Toliné disait ces choses d’une voix douce, qui allait au cœur. Quand il parlait de Dieu, sa parole devenait plus grave, ses yeux s’allumaient, et l’on sentait toute la ferveur contenue dans cette jeune âme.

Cet enthousiasme religieux dans un âge si tendre s’expliquera facilement. Cet enfant était un de ces jeunes indigènes baptisés par les missionnaires anglais, et élevés par eux dans les pratiques austères de la religion méthodiste. Ses réponses calmes, sa tenue propre, son costume sombre lui donnaient déjà l’air d’un petit révérend.

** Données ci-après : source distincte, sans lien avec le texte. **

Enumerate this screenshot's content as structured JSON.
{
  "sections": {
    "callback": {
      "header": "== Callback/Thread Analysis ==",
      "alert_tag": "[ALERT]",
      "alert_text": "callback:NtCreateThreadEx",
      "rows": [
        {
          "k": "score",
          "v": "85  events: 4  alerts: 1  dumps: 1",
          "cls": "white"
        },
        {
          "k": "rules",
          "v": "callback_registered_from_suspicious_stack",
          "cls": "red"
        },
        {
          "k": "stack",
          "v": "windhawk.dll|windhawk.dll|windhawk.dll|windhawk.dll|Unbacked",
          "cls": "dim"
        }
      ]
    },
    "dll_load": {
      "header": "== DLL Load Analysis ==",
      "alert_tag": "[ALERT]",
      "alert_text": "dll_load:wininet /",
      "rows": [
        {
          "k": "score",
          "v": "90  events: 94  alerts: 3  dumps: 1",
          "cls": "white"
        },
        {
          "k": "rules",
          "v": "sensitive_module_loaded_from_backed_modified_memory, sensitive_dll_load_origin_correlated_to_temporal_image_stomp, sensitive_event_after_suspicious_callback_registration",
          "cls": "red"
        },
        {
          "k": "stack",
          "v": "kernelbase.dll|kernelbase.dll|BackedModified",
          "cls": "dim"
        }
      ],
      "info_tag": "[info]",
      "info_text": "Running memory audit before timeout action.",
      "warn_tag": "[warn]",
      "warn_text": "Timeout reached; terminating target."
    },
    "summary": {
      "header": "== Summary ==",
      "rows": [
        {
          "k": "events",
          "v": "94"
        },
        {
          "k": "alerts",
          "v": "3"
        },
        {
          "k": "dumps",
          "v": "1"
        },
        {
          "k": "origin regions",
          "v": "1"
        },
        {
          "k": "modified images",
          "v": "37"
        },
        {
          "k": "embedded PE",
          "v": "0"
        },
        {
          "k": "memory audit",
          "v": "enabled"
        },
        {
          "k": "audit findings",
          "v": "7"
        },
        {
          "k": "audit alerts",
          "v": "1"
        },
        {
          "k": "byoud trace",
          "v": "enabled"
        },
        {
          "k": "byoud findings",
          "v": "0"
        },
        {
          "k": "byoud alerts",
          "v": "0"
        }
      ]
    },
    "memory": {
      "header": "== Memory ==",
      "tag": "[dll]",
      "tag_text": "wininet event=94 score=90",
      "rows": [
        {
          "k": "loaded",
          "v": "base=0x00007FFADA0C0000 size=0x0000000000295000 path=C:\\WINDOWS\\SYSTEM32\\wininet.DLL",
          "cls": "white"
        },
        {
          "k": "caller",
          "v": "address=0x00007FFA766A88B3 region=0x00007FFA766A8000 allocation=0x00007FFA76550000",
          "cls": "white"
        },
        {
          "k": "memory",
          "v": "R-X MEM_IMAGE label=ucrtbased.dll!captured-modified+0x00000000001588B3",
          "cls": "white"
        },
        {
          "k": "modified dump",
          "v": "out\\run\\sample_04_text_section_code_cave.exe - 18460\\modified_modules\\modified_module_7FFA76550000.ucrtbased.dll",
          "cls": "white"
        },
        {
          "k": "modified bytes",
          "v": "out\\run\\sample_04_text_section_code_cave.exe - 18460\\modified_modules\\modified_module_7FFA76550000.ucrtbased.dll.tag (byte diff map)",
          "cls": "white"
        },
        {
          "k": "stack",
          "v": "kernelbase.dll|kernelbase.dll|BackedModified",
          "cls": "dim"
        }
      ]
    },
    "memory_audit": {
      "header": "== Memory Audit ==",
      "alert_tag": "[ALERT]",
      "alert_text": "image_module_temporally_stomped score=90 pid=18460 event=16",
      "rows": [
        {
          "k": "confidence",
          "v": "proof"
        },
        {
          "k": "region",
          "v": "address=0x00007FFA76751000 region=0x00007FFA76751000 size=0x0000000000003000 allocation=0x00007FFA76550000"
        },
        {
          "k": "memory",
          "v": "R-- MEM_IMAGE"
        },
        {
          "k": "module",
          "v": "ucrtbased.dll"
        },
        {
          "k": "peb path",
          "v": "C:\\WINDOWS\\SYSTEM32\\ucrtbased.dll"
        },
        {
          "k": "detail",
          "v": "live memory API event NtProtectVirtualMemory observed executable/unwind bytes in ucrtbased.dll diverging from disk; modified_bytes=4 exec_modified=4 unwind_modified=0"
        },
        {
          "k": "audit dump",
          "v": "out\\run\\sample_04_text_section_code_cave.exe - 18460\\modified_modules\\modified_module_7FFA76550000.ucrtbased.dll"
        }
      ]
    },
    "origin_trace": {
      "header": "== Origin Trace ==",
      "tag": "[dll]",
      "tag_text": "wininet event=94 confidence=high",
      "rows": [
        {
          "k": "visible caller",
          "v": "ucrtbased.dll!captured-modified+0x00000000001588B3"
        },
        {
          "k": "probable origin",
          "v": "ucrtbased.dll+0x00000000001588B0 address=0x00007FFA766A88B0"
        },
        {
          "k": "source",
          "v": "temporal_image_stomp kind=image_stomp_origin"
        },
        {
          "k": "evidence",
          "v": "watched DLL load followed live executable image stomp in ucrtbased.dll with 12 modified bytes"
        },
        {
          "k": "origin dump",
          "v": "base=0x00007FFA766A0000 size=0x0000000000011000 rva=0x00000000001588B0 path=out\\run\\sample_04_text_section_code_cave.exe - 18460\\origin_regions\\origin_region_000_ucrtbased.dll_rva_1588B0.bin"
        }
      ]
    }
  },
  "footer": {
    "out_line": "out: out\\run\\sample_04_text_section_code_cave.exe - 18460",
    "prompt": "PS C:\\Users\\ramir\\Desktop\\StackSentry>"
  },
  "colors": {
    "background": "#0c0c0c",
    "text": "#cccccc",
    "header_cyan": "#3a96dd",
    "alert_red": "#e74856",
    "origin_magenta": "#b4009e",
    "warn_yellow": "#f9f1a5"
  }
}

Mais où allait-il ainsi à travers ces régions désertes, et pourquoi avait-il quitté Camden-Bridge ? Lady Helena l’interrogea à ce sujet.

« Je retournais à ma tribu, dans le Lachlan, répondit-il. Je veux revoir ma famille.

— Des Australiens ? demanda John Mangles.

— Des Australiens du Lachlan, répondit Toliné.

— Et tu as un père, une mère ? dit Robert Grant.

— Oui, mon frère, » répondit Toliné, en offrant sa main au jeune Grant, que ce nom de frère toucha sensiblement. Il embrassa le petit indigène, et il n’en fallait pas plus pour faire d’eux une paire d’amis.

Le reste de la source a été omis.